Poe and Melville were evolving toward the same position of disinterestedness. In The Fall of the House of Usher (1839), Poe imagines the artist as a hypersensitive being isolated from everyday reality, a creator of imageless pictures and self-reflexive songs. Poe's critical ruminations champion autonomous literature, and his appeal to Baudelaire was as a precocious proponent of art pour l'art. His essay on "The Poetic Principle" inveighs against "the heresy of The Didactic" and extols the "poem written solely for the poem's sake." -66-
Melville's work engages more directly with the issues of his time — among other topics, he wrote on slavery, class, imperialism, and the destruction of the Native American — but the ever-present ironies and ambiguities dissipate external purpose. Melville's fictions awaken awareness of social injustice but leave the reader with no thought of changing things. (In this regard, he is Stowe's opposite, more so even than Hawthorne.) For Melville, the writer was a teller of Truth (invariably capitalized) who had privileged access to perceptions too terrible for common consumption; he had to smuggle his meaning to the select few while concealing it from the multitude.
If the movement toward literary autonomy shared a structure of thought with free-market economics, that movement also generated values opposed to the regimen of capitalism. The canonical writers' modernist orientation espoused a version of professionalism that located itself outside the commercial world. Poe, Hawthorne, and Melville developed occupational ideals different in significant ways from the practical vocational outlook of the domestic novelists, for whom the confirmation of the common reader in sales was a relatively unambiguous gauge of success. The canonical ethic took the form it did as a deliberate act of self-definition against the contrary example of the women.
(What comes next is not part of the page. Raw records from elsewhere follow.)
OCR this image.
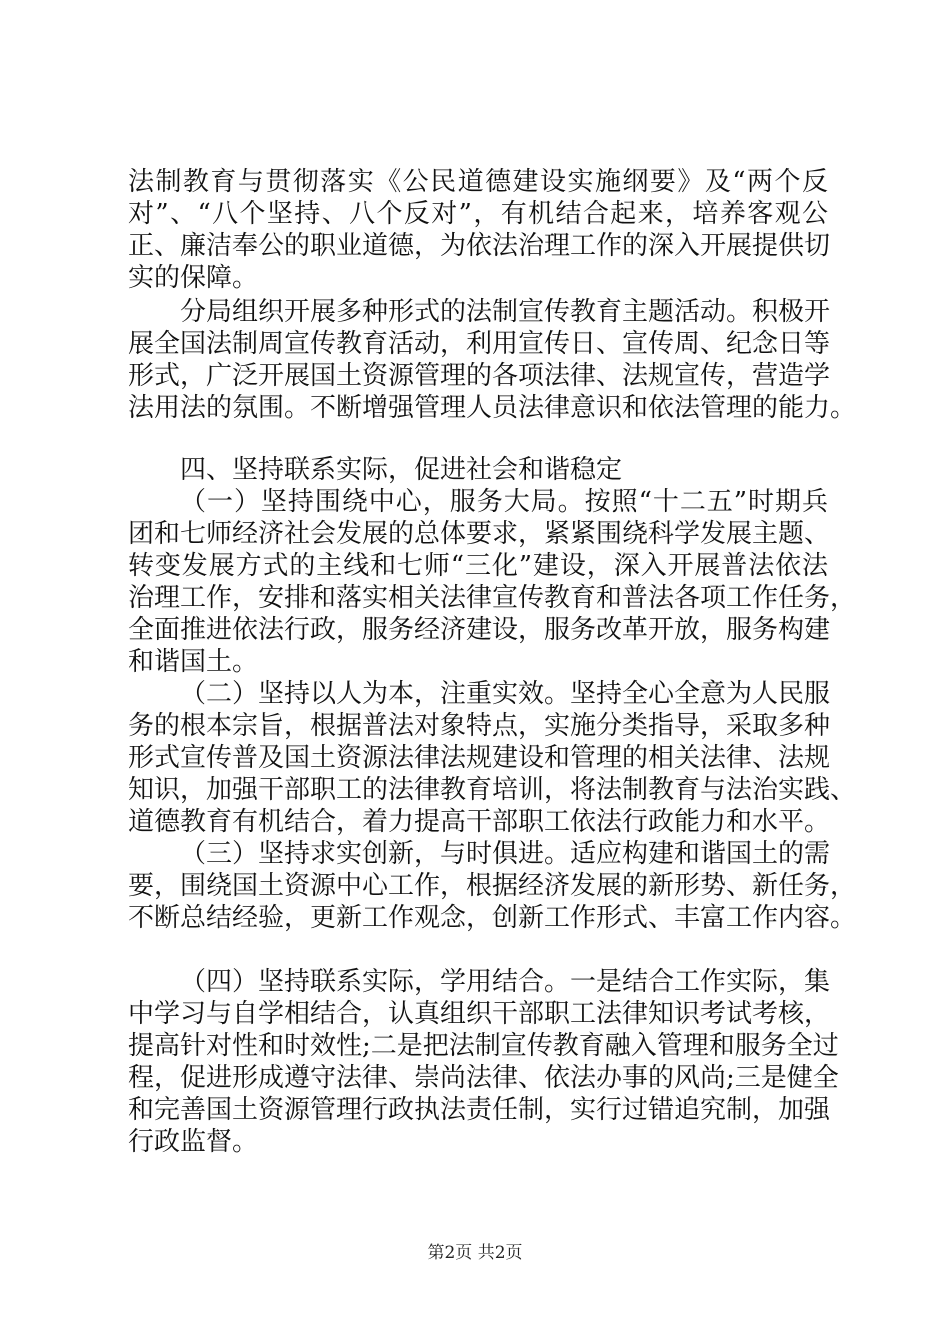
法制教育与贯彻落实《公民道德建设实施纲要》及“两个反
对”、“八个坚持、八个反对”，有机结合起来，培养客观公
正、廉洁奉公的职业道德，为依法治理工作的深入开展提供切
实的保障。
分局组织开展多种形式的法制宣传教育主题活动。积极开
展全国法制周宣传教育活动，利用宣传日、宣传周、纪念日等
形式，广泛开展国土资源管理的各项法律、法规宣传，营造学
法用法的氛围。不断增强管理人员法律意识和依法管理的能力。
四、坚持联系实际，促进社会和谐稳定
（一）坚持围绕中心，服务大局。按照“十二五”时期兵
团和七师经济社会发展的总体要求，紧紧围绕科学发展主题、
转变发展方式的主线和七师“三化”建设，深入开展普法依法
治理工作，安排和落实相关法律宣传教育和普法各项工作任务，
全面推进依法行政，服务经济建设，服务改革开放，服务构建
和谐国土。
（二）坚持以人为本，注重实效。坚持全心全意为人民服
务的根本宗旨，根据普法对象特点，实施分类指导，采取多种
形式宣传普及国土资源法律法规建设和管理的相关法律、法规
知识，加强干部职工的法律教育培训，将法制教育与法治实践、
道德教育有机结合，着力提高干部职工依法行政能力和水平。
（三）坚持求实创新，与时俱进。适应构建和谐国土的需
要，围绕国土资源中心工作，根据经济发展的新形势、新任务，
不断总结经验，更新工作观念，创新工作形式、丰富工作内容。
（四）坚持联系实际，学用结合。一是结合工作实际，集
中学习与自学相结合，认真组织干部职工法律知识考试考核，
提高针对性和时效性;二是把法制宣传教育融入管理和服务全过
程，促进形成遵守法律、崇尚法律、依法办事的风尚;三是健全
和完善国土资源管理行政执法责任制，实行过错追究制，加强
行政监督。
第2页 共2页
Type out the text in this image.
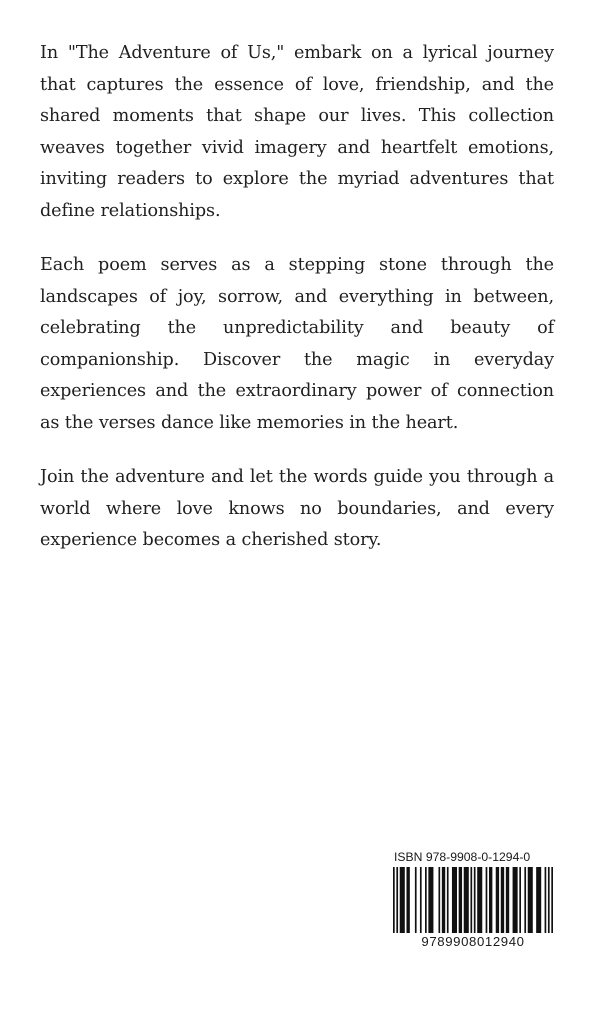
In "The Adventure of Us," embark on a lyrical journey that captures the essence of love, friendship, and the shared moments that shape our lives. This collection weaves together vivid imagery and heartfelt emotions, inviting readers to explore the myriad adventures that define relationships.

Each poem serves as a stepping stone through the landscapes of joy, sorrow, and everything in between, celebrating the unpredictability and beauty of companionship. Discover the magic in everyday experiences and the extraordinary power of connection as the verses dance like memories in the heart.

Join the adventure and let the words guide you through a world where love knows no boundaries, and every experience becomes a cherished story.

ISBN 978-9908-0-1294-0
9789908012940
The three male writers simultaneously wanted to demarcate themselves from their female rivals and to associate their practice of authorship with other professions that were emerging or undergoing rationalization during this era. Medicine, law, and teaching, occupations from which women were usually barred (except at the lower levels of teaching), were establishing more stringent requirements to enter the field and stricter standards of practice within it.